The implants also let the researchers record the patients’ brain activity outside of the DBS sessions, which makes them better understand what exactly DBS might have been doing to the OFC. In particular, the brain activity seen after a patient’s sessions seemed to resemble the level of activity seen when the patient was naturally in a good mood.

“This indicates that stimulation may be facilitating natural brain activity underlying positive mood, rather than inducing an unnatural pattern of activity, “said Dawes.

And it did so without causing the pendulum to swing back too far and making the patients hyperactive or manic, a side effect occasionally seen with DBS.

There have already been a few targets established for DBS therapy of depression such as the subgenual cingulate cortex, a brain region commonly linked to emotion and mood regulation. Men studier har ikke vist en konsistent fordel fra DBS behandling. Most notably, a major clinical trial of DBS was terminated early in 2013, after an early analysis showed that the first wave of patients were not improving anywhere near as much as the researchers predicted they would; Some people even got worse.

That trial, while technically a failure, has not closed the door on DBS therapy. Mange patienter i forsøket, som ikke svarede på DBS inden for de første seks måneder, viste betydelige forbedringer på lang sikt, for eksempel. And other clinical trials of DBS are already underway. Men det har ført to spørgsmål om, hvorvidt der er måder å bedre refine behandlingen.

The OFC, because it interacts with other brain regions that coordinate aspects of mood and emotion, might provide a more consistent benefit when stimulated, the team theorizes. There are even limited evidence that non-invasive forms of stimulation (involving electrodes placed on the surface of the head) involving the OFC could also help people with depression.

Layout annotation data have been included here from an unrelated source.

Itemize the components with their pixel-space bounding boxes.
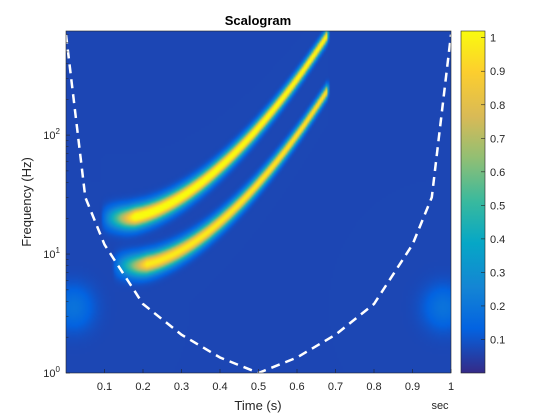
colorbar-tick-label: 0.3 — [490, 267, 505, 279]
x-axis-label: Time (s) — [234, 398, 281, 413]
y-axis-label: Frequency (Hz) — [19, 157, 34, 247]
colorbar-gradient — [461, 31, 485, 373]
scalogram-heatmap — [66, 31, 451, 373]
x-tick-label: 0.2 — [135, 381, 150, 393]
colorbar-tick-label: 1 — [490, 33, 496, 45]
x-tick-label: 0.4 — [212, 381, 227, 393]
colorbar-frame — [460, 30, 486, 374]
y-axis-ticks: 100 101 102 — [43, 34, 70, 380]
x-tick-label: 0.6 — [289, 381, 304, 393]
colorbar-ticks: 0.1 0.2 0.3 0.4 0.5 0.6 0.7 0.8 0.9 1 — [481, 33, 505, 346]
x-tick-label: 0.3 — [174, 381, 189, 393]
colorbar-tick-label: 0.8 — [490, 100, 505, 112]
x-tick-label: 0.7 — [328, 381, 343, 393]
x-axis-ticks: 0.1 0.2 0.3 0.4 0.5 0.6 0.7 0.8 0.9 1 — [97, 369, 454, 393]
x-axis-unit: sec — [431, 400, 449, 412]
x-tick-label: 0.1 — [97, 381, 112, 393]
colorbar-tick-label: 0.2 — [490, 301, 505, 313]
colorbar-tick-label: 0.5 — [490, 200, 505, 212]
colorbar-tick-label: 0.7 — [490, 133, 505, 145]
colorbar: 0.1 0.2 0.3 0.4 0.5 0.6 0.7 0.8 0.9 1 — [460, 30, 505, 374]
y-tick-label: 102 — [43, 127, 60, 142]
x-tick-label: 1 — [448, 381, 454, 393]
cone-of-influence — [66, 34, 451, 373]
x-tick-label: 0.8 — [366, 381, 381, 393]
x-tick-label: 0.5 — [251, 381, 266, 393]
y-tick-label: 101 — [43, 246, 60, 261]
colorbar-tick-label: 0.6 — [490, 167, 505, 179]
colorbar-tick-label: 0.4 — [490, 234, 505, 246]
colorbar-tick-label: 0.1 — [490, 334, 505, 346]
x-tick-label: 0.9 — [405, 381, 420, 393]
colorbar-tick-label: 0.9 — [490, 66, 505, 78]
chart-title: Scalogram — [225, 13, 291, 28]
plot-area — [65, 30, 452, 374]
y-tick-label: 100 — [43, 365, 60, 380]
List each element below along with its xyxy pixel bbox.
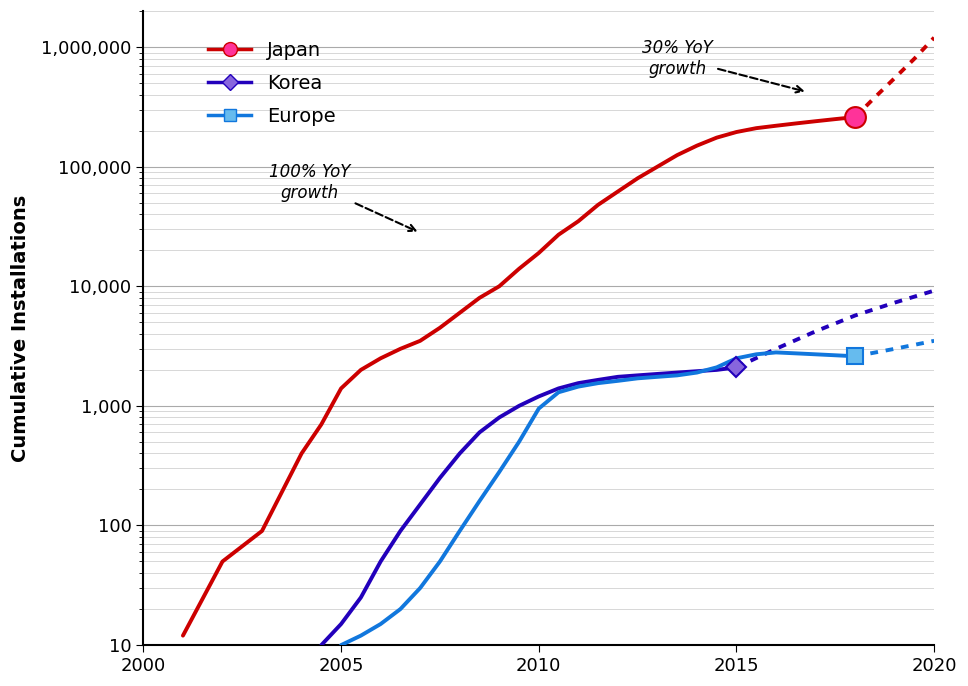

But for now, there’s still plenty of ground to cover before we can be sure of anything.

“We are really excited by the promising results presented in this paper, but more work is needed before this becomes a clinical treatment,” said Dawes. Die werk zal ook testen of deze effect kan worden gezien bij mensen die klinisch depressief zijn en niet hebben gereageerd op andere behandelingen.

“Er is ook veel werk om te worden gedaan om te zien of deze stimulatie-aanpak kan helpen depressiepatiënten faktisk kommer fra deres sygdom-så langt, vi har kun været i stand til at se på kortvarige effekter, “tilføjede hun. “This is an area we and others will continue to explore.”